Grrl gang



So just what the heck is a "girl group" supposed to sound like in the year 2000? There’s still a specter hanging over the moniker, certainly. Intact images of rebel girls in love, perfectly ratted hair, miniskirts and spot-on backing vocals litter the popular landscape. Empowered proto-grrls such as Ronnie Spector and the Shangri-Las provided B-movie auteurs such as Herschell Gordon Lewis (anyone remember such gems as Gore Gore Girls or She-Devils on Wheels?) with inspiration and pop-culture permission for deb-girl-gang exploitation flicks that, today, are past retro-kitsch chic and have settled into a quiet corner of our pop culture unconscious.

The girl-gang aesthetic and myth was semisuccessfully used by a high-grade, lowbrow Svengali named Kim Fowley to create a gang of his own named the Runaways. And the riot grrl crew successfully absorbed the tough-as-leather Jett, Ford, Currie and company into their own righteous musical agenda, as well as the punk DIY language, ethos and techniques, subverting decades of not only pop culture, but also a male-dominated musiculture and all of its corporate baggage.

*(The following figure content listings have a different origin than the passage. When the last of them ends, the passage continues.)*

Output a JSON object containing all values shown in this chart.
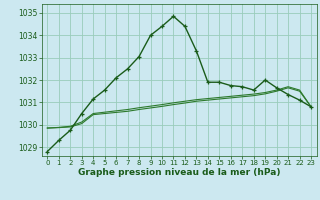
{
  "title": "Graphe pression niveau de la mer (hPa)",
  "background_color": "#cce8f0",
  "grid_color": "#99ccbb",
  "line_color_main": "#1a5c1a",
  "line_color_smooth1": "#2d7a2d",
  "line_color_smooth2": "#2d7a2d",
  "xlim": [
    -0.5,
    23.5
  ],
  "ylim": [
    1028.6,
    1035.4
  ],
  "yticks": [
    1029,
    1030,
    1031,
    1032,
    1033,
    1034,
    1035
  ],
  "xticks": [
    0,
    1,
    2,
    3,
    4,
    5,
    6,
    7,
    8,
    9,
    10,
    11,
    12,
    13,
    14,
    15,
    16,
    17,
    18,
    19,
    20,
    21,
    22,
    23
  ],
  "series1_x": [
    0,
    1,
    2,
    3,
    4,
    5,
    6,
    7,
    8,
    9,
    10,
    11,
    12,
    13,
    14,
    15,
    16,
    17,
    18,
    19,
    20,
    21,
    22,
    23
  ],
  "series1_y": [
    1028.8,
    1029.3,
    1029.75,
    1030.5,
    1031.15,
    1031.55,
    1032.1,
    1032.5,
    1033.05,
    1034.0,
    1034.4,
    1034.85,
    1034.4,
    1033.3,
    1031.9,
    1031.9,
    1031.75,
    1031.7,
    1031.55,
    1032.0,
    1031.65,
    1031.35,
    1031.1,
    1030.8
  ],
  "series2_x": [
    0,
    1,
    2,
    3,
    4,
    5,
    6,
    7,
    8,
    9,
    10,
    11,
    12,
    13,
    14,
    15,
    16,
    17,
    18,
    19,
    20,
    21,
    22,
    23
  ],
  "series2_y": [
    1029.85,
    1029.87,
    1029.9,
    1030.05,
    1030.45,
    1030.5,
    1030.55,
    1030.6,
    1030.68,
    1030.75,
    1030.82,
    1030.9,
    1030.97,
    1031.05,
    1031.1,
    1031.15,
    1031.2,
    1031.25,
    1031.3,
    1031.38,
    1031.5,
    1031.65,
    1031.5,
    1030.8
  ],
  "series3_x": [
    0,
    1,
    2,
    3,
    4,
    5,
    6,
    7,
    8,
    9,
    10,
    11,
    12,
    13,
    14,
    15,
    16,
    17,
    18,
    19,
    20,
    21,
    22,
    23
  ],
  "series3_y": [
    1029.85,
    1029.88,
    1029.93,
    1030.12,
    1030.5,
    1030.56,
    1030.62,
    1030.68,
    1030.76,
    1030.83,
    1030.9,
    1030.98,
    1031.05,
    1031.12,
    1031.17,
    1031.22,
    1031.27,
    1031.32,
    1031.37,
    1031.44,
    1031.55,
    1031.7,
    1031.55,
    1030.8
  ],
  "ylabel_fontsize": 5.5,
  "xlabel_fontsize": 6.5,
  "tick_fontsize": 5.0,
  "marker_size": 3.5,
  "line_width": 1.0
}
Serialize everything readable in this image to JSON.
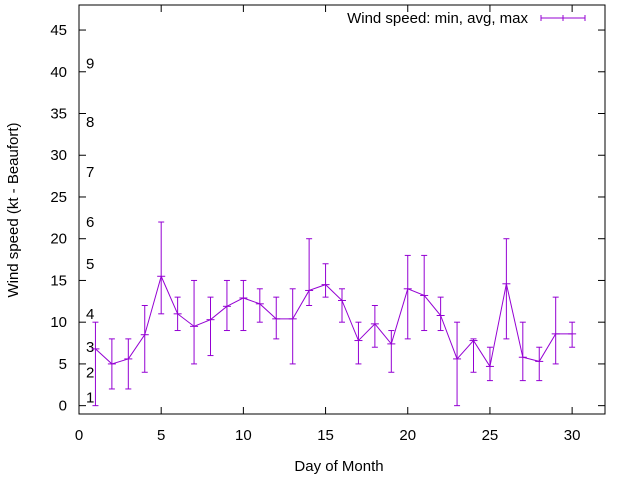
{
  "chart_data": {
    "type": "line",
    "title": "",
    "xlabel": "Day of Month",
    "ylabel": "Wind speed (kt - Beaufort)",
    "xlim": [
      0,
      32
    ],
    "ylim": [
      -1,
      48
    ],
    "xticks": [
      0,
      5,
      10,
      15,
      20,
      25,
      30
    ],
    "yticks": [
      0,
      5,
      10,
      15,
      20,
      25,
      30,
      35,
      40,
      45
    ],
    "grid": false,
    "legend_position": "top-right",
    "beaufort_labels": [
      {
        "label": "1",
        "y": 1
      },
      {
        "label": "2",
        "y": 4
      },
      {
        "label": "3",
        "y": 7
      },
      {
        "label": "4",
        "y": 11
      },
      {
        "label": "5",
        "y": 17
      },
      {
        "label": "6",
        "y": 22
      },
      {
        "label": "7",
        "y": 28
      },
      {
        "label": "8",
        "y": 34
      },
      {
        "label": "9",
        "y": 41
      }
    ],
    "series": [
      {
        "name": "Wind speed: min, avg, max",
        "color": "#9400d3",
        "x": [
          1,
          2,
          3,
          4,
          5,
          6,
          7,
          8,
          9,
          10,
          11,
          12,
          13,
          14,
          15,
          16,
          17,
          18,
          19,
          20,
          21,
          22,
          23,
          24,
          25,
          26,
          27,
          28,
          29,
          30
        ],
        "avg": [
          6.8,
          5,
          5.6,
          8.5,
          15.5,
          11,
          9.5,
          10.3,
          11.9,
          12.9,
          12.2,
          10.4,
          10.4,
          13.8,
          14.5,
          12.6,
          7.8,
          9.8,
          7.4,
          14,
          13.2,
          10.8,
          5.6,
          7.8,
          4.7,
          14.6,
          5.8,
          5.3,
          8.6,
          8.6
        ],
        "min": [
          0,
          2,
          2,
          4,
          11,
          9,
          5,
          6,
          9,
          9,
          10,
          8,
          5,
          12,
          13,
          10,
          5,
          7,
          4,
          8,
          9,
          9,
          0,
          4,
          3,
          8,
          3,
          3,
          5,
          7
        ],
        "max": [
          10,
          8,
          8,
          12,
          22,
          13,
          15,
          13,
          15,
          15,
          14,
          13,
          14,
          20,
          17,
          14,
          10,
          12,
          9,
          18,
          18,
          13,
          10,
          8,
          7,
          20,
          10,
          7,
          13,
          10
        ]
      }
    ]
  }
}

So it is that Berlin’s Cobra Killer is the very epitome of a "girl group" in the year 2000 – an extension of "Oh Bondage, Up Yours!" and a reappropriation of inappropriate sleaze. And, most of all, Cobra Killer’s exceedingly visceral despite a skittish, distracting surface.

This duo’s radical reinvention of the ‘60s girl group-via-DIY punk-via-post-postmodern cultural pastiche has kicked off the new musical century with an agitated shout. Cobra Killer – comprised of Gina D’Orrio and Annika – ups the ante on the recent cut-and-paste, homemade collage-pop of contemporaries and comrades such as Cibo Mato and, particularly, Kathleen Hanna’s Julie Ruin persona. The sampled rumblings – usually long-forgotten scores from long-forgotten flicks – support the beguile-and-berate shouts, rants, readings and staccato blasts of vocals that personify the affair. But, behind the kitsch, the volume and the exceedingly short attention span, D’Orrio and Annika craft a subtler mix of rhythm, noise, beats and assertions that flit away from any funk before the boredom sets in. They’ve tapped into a vision of a common, chaotic, urban unconscious with the sonic tools of an obsolete man-culture. And, you know what? One can’t help but imagine an unironic smile springing from the duo as they pull their own strings.